Takhrij Hafdits: Dhaif: Diriwayatkan Ahmad 4/399, an-Nasa`i dalam [1]Amal al-Yaumi Wa al-Lailah no. 80; Abu Ya'la no. 7273; ath-Thabrani dalam [ad-Du'a' no. 656; Ibn as-Sunni no. 28: dari beberapa jalan, dari Mu'tamin bin Sulaiman, Abbad bin Abbad bin Alqamah menyampaikan kepada kami dari Abu Majlaz dari Abu Musa dengan hadits tersebut.
Ini adalah sanad dengan rawi-rawi tsiqah hanya saja ia memiliki dua illat:
Pertama inqitha. Al-Asqalani dalam Amal al-Adzkar 2/33-Futuhat berkata, "Perkara mendengarnya Abu Mijlaz kepada Abu Musa perlu dikaji karena dia terbiasa meriwayatkan secara mursal dari rawi di mana dia tidak bertemu dengannya.
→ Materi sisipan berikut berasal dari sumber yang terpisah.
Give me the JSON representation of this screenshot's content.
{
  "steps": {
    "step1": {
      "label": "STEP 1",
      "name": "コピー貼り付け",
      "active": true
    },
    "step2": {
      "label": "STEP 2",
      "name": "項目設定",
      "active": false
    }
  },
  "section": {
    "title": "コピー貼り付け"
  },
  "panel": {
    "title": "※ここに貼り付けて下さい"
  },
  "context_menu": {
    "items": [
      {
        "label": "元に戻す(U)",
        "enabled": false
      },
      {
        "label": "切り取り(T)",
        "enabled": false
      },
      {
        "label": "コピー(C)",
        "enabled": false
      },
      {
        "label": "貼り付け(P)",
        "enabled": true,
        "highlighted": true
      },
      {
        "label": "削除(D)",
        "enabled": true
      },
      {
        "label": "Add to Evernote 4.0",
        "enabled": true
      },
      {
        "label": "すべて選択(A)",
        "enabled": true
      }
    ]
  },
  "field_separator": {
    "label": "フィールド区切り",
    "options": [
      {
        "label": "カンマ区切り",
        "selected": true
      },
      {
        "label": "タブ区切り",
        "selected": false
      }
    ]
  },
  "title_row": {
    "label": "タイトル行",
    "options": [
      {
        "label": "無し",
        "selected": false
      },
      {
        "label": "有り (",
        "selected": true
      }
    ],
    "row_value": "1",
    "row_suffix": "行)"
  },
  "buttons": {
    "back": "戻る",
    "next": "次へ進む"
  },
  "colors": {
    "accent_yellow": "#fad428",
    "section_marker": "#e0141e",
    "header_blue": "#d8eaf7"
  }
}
Kedua: Hadits ini diriwayatkan oleh Ibnu Abi Syaibah no. 3033 dan 29246 dengan sanad shahih dari Abu Musa secara mauquf. Jalan ini lebih rajih daripada yang sebelumnya. Dalam Tamam al-Minnah hal. 96, al-Albani berkata, "Benar doa yang terdapat di dalam hadits ini memiliki syahid dari hadits Abu Hurairah di at-Tirmidzi no. 3500 dan lainnya, jadi berdoa dengannya secara mutlak tanpa terikat dengan shalat atau wudhu adalah baik." Adapun doa seperti yang ada di sini maka haditsnya didhaifkan oleh al-Asqalani, as-Suyuthi dan al-Albani.
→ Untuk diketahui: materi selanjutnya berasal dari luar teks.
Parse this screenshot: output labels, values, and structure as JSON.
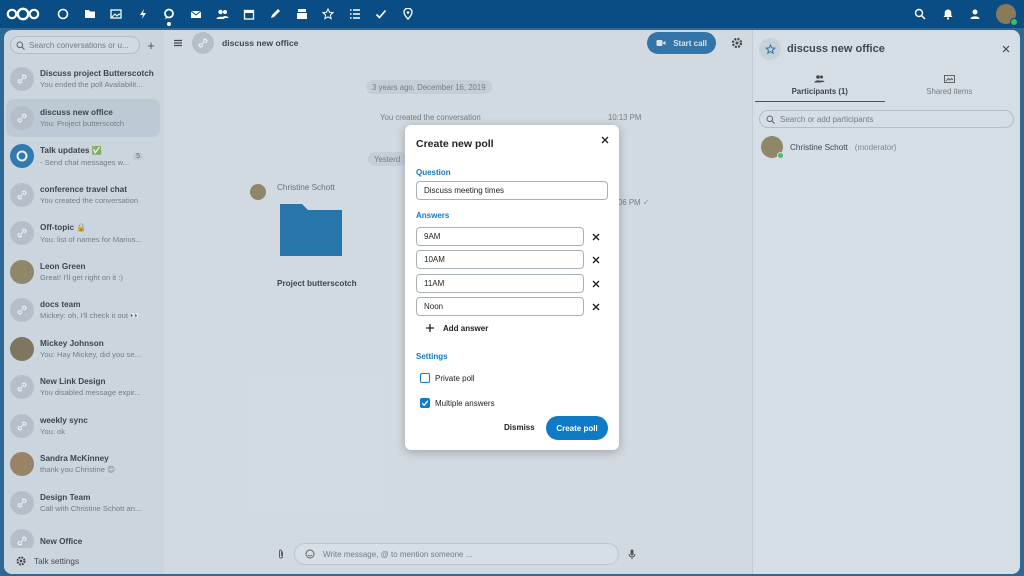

Ibn as-Sunni meletakkan bab untuk hadits ini dengan mengatakan, "Bab apa yang diucapkan di tengah-tengah wudhu". Adapun an-Nasa`i maka dia memasukkannya ke dalam bab, "Bab apa yang diucapkan selesai wudhu." Maka keduanya memungkinkan. (Aku berkata, "Dalam riwayat ath-Thabrani dari beberapa jalan tercantum, 'Lalu Nabi berwudhu kemudian shalat kemudian mengucapkan... dan seterusnya." Oleh karena itu ath-Thabrani meletakkannya dalam bab doa setelah shalat. Al-Asqalani dalam Amal al-Adzkar 2/23-Futuhat berkata, "Ini menolak bab yang diletakkan oleh Ibn as-Sunni karena ia secara jelas dinyatakan sesudah shalat. Ia juga menolak kemungkinan antara wudhu dan shalat." Yang jelas hadits ini dhaif, tidak layak dipegang untuk diamalkan tidak ba'da wudhu dan tidak pula ba'da shalat, pent.)
Sumber: dikutip dari Buku “Ensiklopedia Dzikir dan Do’a Al-Imam An-Nawawi Takhrij & Tahqiq: Amir bin Ali Yasin. Diterbitkan oleh: Pustaka Sahifa Jakarta. Oleh: Abu Nabiel)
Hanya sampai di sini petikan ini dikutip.